Calendrier du 28 mai 2024
PSI-PSE (Petit Séminaire Informel de la Paris School of Economics) Seminar
Du 28/05/2024 de 17:00 à 18:00
R1-14
ANDRé Loris (PSE)
Land Conversion and Species Extinction
Econometrics Seminar
Du 28/05/2024 de 14:45 à 16:00
Sciences Po, room H405
MOLINARI Francesca (Cornell University)
Inference for an Algorithmic Fariness-Accuracy Frontier
écrit avec Co-author: Yiqi Liu
Decision-making processes increasingly rely on the use of algorithms. Yet, algorithms' predictive ability frequently exhibit systematic variation across subgroups of the population. While both fairness and accuracy are desirable properties of an algorithm, they often come at the cost of one another. What should a fairness-minded policymaker do then, when confronted with finite data? In this paper, we provide a consistent estimator for a theoretical fairness-accuracy frontier put forward by Liang, Lu and Mu (2023) and propose inference methods to test hypotheses that have received much attention in the fairness literature, such as (i) whether fully excluding a covariate from use in training the algorithm is optimal and (ii) whether there are less discriminatory alternatives to an existing algorithm. We also provide an estimator for the distance between a given algorithm and the fairest point on the frontier, and characterize its asymptotic distribution. We leverage the fact that the fairness-accuracy frontier is part of the boundary of a convex set that can be fully represented by its support function. We show that the estimated support function converges to a tight Gaussian process as the sample size increases, and then express policy-relevant hypotheses as restrictions on the support function to construct valid test statistics.
GPET Seminar
Du 28/05/2024 de 13:45 à 17:30
R1-13
• 13:40 -14:20 : Gísli Gylfason : From Tweets to the Streets : Twitter and Extremist Protests in the United States
• 13:20-15:00 : Vitaliia Eliseeva : Failing to forge the New Soviet Woman: Long-term effect of WW2-induced sex ratios on family formation.
Break
• 15:15-15:55 : Maximilian Dörfler : The Political Consequences of Adverse Labor Market Shocks
• 15:55-16:35 : Ninon Moreau-Kastler Multiplicative difference-in-differences, staggered treatment and proportional treatment effect.
Break
• 16:50-17h30 : Heddie Moreno : export survival of African firms
Applied Economics Lunch Seminar
Du 28/05/2024 de 12:30 à 13:30
Salle R2.21
VAN EFFENTERRE Clémentine( University of Toronto)
AMER Abdelrahman(University of Toronto)
CRAIG Ashley(Australian National University)
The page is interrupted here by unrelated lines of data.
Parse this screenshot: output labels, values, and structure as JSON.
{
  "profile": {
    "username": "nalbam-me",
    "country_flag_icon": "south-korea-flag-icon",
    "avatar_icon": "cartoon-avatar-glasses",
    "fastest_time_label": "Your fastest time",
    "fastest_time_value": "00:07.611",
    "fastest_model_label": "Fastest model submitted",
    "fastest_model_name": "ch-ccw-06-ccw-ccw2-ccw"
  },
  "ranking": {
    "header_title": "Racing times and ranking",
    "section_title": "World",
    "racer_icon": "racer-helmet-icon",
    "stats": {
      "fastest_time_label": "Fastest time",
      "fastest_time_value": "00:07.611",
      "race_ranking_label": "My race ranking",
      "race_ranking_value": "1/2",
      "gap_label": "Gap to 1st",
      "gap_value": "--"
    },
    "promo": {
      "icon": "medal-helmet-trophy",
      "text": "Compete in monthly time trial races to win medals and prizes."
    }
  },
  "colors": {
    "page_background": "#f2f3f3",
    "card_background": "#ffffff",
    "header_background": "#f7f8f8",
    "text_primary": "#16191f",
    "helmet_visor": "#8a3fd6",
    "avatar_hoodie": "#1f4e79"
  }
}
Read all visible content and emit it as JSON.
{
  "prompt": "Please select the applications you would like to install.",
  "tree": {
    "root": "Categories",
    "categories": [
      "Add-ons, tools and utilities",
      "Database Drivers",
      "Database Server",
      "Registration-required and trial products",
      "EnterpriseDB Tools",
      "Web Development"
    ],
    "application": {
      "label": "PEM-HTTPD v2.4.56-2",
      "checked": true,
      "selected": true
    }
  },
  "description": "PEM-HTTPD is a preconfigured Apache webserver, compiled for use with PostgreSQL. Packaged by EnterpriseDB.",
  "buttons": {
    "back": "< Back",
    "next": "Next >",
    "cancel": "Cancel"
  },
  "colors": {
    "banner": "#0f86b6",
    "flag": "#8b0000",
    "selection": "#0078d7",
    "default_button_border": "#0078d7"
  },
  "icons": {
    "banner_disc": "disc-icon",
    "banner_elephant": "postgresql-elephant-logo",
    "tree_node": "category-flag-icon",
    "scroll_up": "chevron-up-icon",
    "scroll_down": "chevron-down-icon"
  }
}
Decoding Gender Bias: The Role of Personal Interaction
Subjective performance evaluation is an important part of hiring and promotion decisions. We combine experiments with administrative data to understand what drives gender bias in such evaluations in the technology industry. Our results highlight the role of personal interaction. Leveraging 60,000 mock video interviews on a platform for software engineers, we find that average ratings for code quality and problem solving are 12 percent of a standard deviation lower for women than men. Half of these gaps remain unexplained when we control for automated measures of coding performance. To test for statistical and taste-based bias, we analyze two field experiments. Our first experiment shows that providing evaluators with automated performance measures does not reduce the gender gap. Our second experiment removed video interaction, and compared blind to non-blind evaluations. No gender gap is present in either case. These results rule out traditional economic models of discrimination. Instead, we show that gender gaps widen with extended personal interaction, and are larger for evaluators educated in regions where implicit association test scores are higher.